- Create a GKE cluster with an autoscaling spot nodepool for a3-highgpu-1g (scale to 0)
- Deploy the GitHub self-hosted action K8s Operator Arc using Quickstart
NAMESPACE="arc-systems"
helm install arc \
--namespace "${NAMESPACE}" \
--create-namespace \
oci://ghcr.io/actions/actions-runner-controller-charts/gha-runner-scale-set-controller
- Deploy an arc runner set for H100
values-arc-h100.yaml:
template:
spec:
nodeSelector:
cloud.google.com/gke-accelerator: nvidia-h100-80gb
containers:
- name: runner
image: ghcr.io/actions/actions-runner:latest
command: ["/home/runner/run.sh"]
resources:
limits:
nvidia.com/gpu: 1
deploy command:
INSTALLATION_NAME="arc-runner-h100"
NAMESPACE="arc-runners"
GITHUB_CONFIG_URL="https://github.com/samos123/axlearn"

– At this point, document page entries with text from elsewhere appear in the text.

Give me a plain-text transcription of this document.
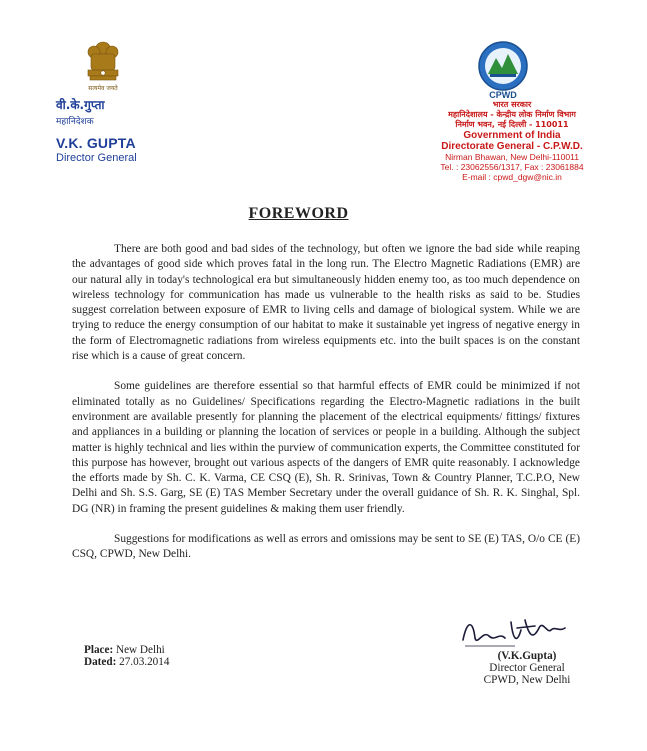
सत्यमेव जयते
वी.के.गुप्ता
महानिदेशक
V.K. GUPTA
Director General
CPWD
भारत सरकार
महानिदेशालय - केन्द्रीय लोक निर्माण विभाग
निर्माण भवन, नई दिल्ली - 110011
Government of India
Directorate General - C.P.W.D.
Nirman Bhawan, New Delhi-110011
Tel. : 23062556/1317, Fax : 23061884
E-mail : cpwd_dgw@nic.in
FOREWORD

There are both good and bad sides of the technology, but often we ignore the bad side while reaping the advantages of good side which proves fatal in the long run. The Electro Magnetic Radiations (EMR) are our natural ally in today's technological era but simultaneously hidden enemy too, as too much dependence on wireless technology for communication has made us vulnerable to the health risks as said to be. Studies suggest correlation between exposure of EMR to living cells and damage of biological system. While we are trying to reduce the energy consumption of our habitat to make it sustainable yet ingress of negative energy in the form of Electromagnetic radiations from wireless equipments etc. into the built spaces is on the constant rise which is a cause of great concern.

Some guidelines are therefore essential so that harmful effects of EMR could be minimized if not eliminated totally as no Guidelines/ Specifications regarding the Electro-Magnetic radiations in the built environment are available presently for planning the placement of the electrical equipments/ fittings/ fixtures and appliances in a building or planning the location of services or people in a building. Although the subject matter is highly technical and lies within the purview of communication experts, the Committee constituted for this purpose has however, brought out various aspects of the dangers of EMR quite reasonably. I acknowledge the efforts made by Sh. C. K. Varma, CE CSQ (E), Sh. R. Srinivas, Town & Country Planner, T.C.P.O, New Delhi and Sh. S.S. Garg, SE (E) TAS Member Secretary under the overall guidance of Sh. R. K. Singhal, Spl. DG (NR) in framing the present guidelines & making them user friendly.

Suggestions for modifications as well as errors and omissions may be sent to SE (E) TAS, O/o CE (E) CSQ, CPWD, New Delhi.

Place: New Delhi
Dated: 27.03.2014	(V.K.Gupta)
Director General
CPWD, New Delhi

helm upgrade --install "${INSTALLATION_NAME}" \
--namespace "${NAMESPACE}" \
--create-namespace \
--set githubConfigUrl="${GITHUB_CONFIG_URL}" \
--set githubConfigSecret.github_token="${GITHUB_PAT}" \
-f values-arc-h100.yaml \
oci://ghcr.io/actions/actions-runner-controller-charts/gha-runner-scale-set
- Create a github workflow
name: AXLearn GKE H100 flash attention test
on:
schedule:
- cron: 17 0 * * *
workflow_dispatch:
inputs:
jax_version:
required: true
default: '0.5.1'
type: string
jobs:
axlearn-flash-attention-h100:
# You need to use the INSTALLATION_NAME from the previous step
runs-on: arc-runner-h100
env:
PIP_FIND_LINKS: "https://storage.googleapis.com/jax-releases/jax_cuda_releases.html"

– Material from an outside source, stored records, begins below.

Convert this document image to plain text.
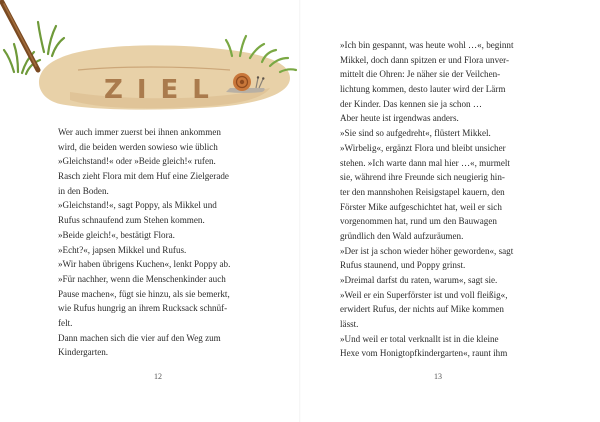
ZIEL
Wer auch immer zuerst bei ihnen ankommen
wird, die beiden werden sowieso wie üblich
»Gleichstand!« oder »Beide gleich!« rufen.
Rasch zieht Flora mit dem Huf eine Zielgerade
in den Boden.
»Gleichstand!«, sagt Poppy, als Mikkel und
Rufus schnaufend zum Stehen kommen.
»Beide gleich!«, bestätigt Flora.
»Echt?«, japsen Mikkel und Rufus.
»Wir haben übrigens Kuchen«, lenkt Poppy ab.
»Für nachher, wenn die Menschenkinder auch
Pause machen«, fügt sie hinzu, als sie bemerkt,
wie Rufus hungrig an ihrem Rucksack schnüf-
felt.
Dann machen sich die vier auf den Weg zum
Kindergarten.
12
»Ich bin gespannt, was heute wohl …«, beginnt
Mikkel, doch dann spitzen er und Flora unver-
mittelt die Ohren: Je näher sie der Veilchen-
lichtung kommen, desto lauter wird der Lärm
der Kinder. Das kennen sie ja schon …
Aber heute ist irgendwas anders.
»Sie sind so aufgedreht«, flüstert Mikkel.
»Wirbelig«, ergänzt Flora und bleibt unsicher
stehen. »Ich warte dann mal hier …«, murmelt
sie, während ihre Freunde sich neugierig hin-
ter den mannshohen Reisigstapel kauern, den
Förster Mike aufgeschichtet hat, weil er sich
vorgenommen hat, rund um den Bauwagen
gründlich den Wald aufzuräumen.
»Der ist ja schon wieder höher geworden«, sagt
Rufus staunend, und Poppy grinst.
»Dreimal darfst du raten, warum«, sagt sie.
»Weil er ein Superförster ist und voll fleißig«,
erwidert Rufus, der nichts auf Mike kommen
lässt.
»Und weil er total verknallt ist in die kleine
Hexe vom Honigtopfkindergarten«, raunt ihm
13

LD_LIBRARY_PATH: "/usr/local/nvidia/lib64"
JAX_VERSION: ${{ inputs.jax_version }}
steps:
- run: ls /usr/local/nvidia/lib64
- run: ls /usr/local/nvidia/bin
- run: echo "/usr/local/nvidia/bin" >> "$GITHUB_PATH"
- run: nvidia-smi
- uses: actions/checkout@v4
- uses: actions/setup-python@v5
with:
python-version: '3.10'
cache: 'pip'
- run: pip install --upgrade pip
- run: pip install '.[core,gcp,gpu]'
# Pin specific Jax version
- run: pip install --upgrade --force-reinstall "jax[cuda12]==${JAX_VERSION}"
- run: pip install 'pytest'
- run: pytest axlearn/common/flash_attention/gpu_attention_test.py
Now whenever there is a github action triggered, it will schedule a pod which causes the nodepool to automatically scale up. So you only pay for 1-2 hours every night.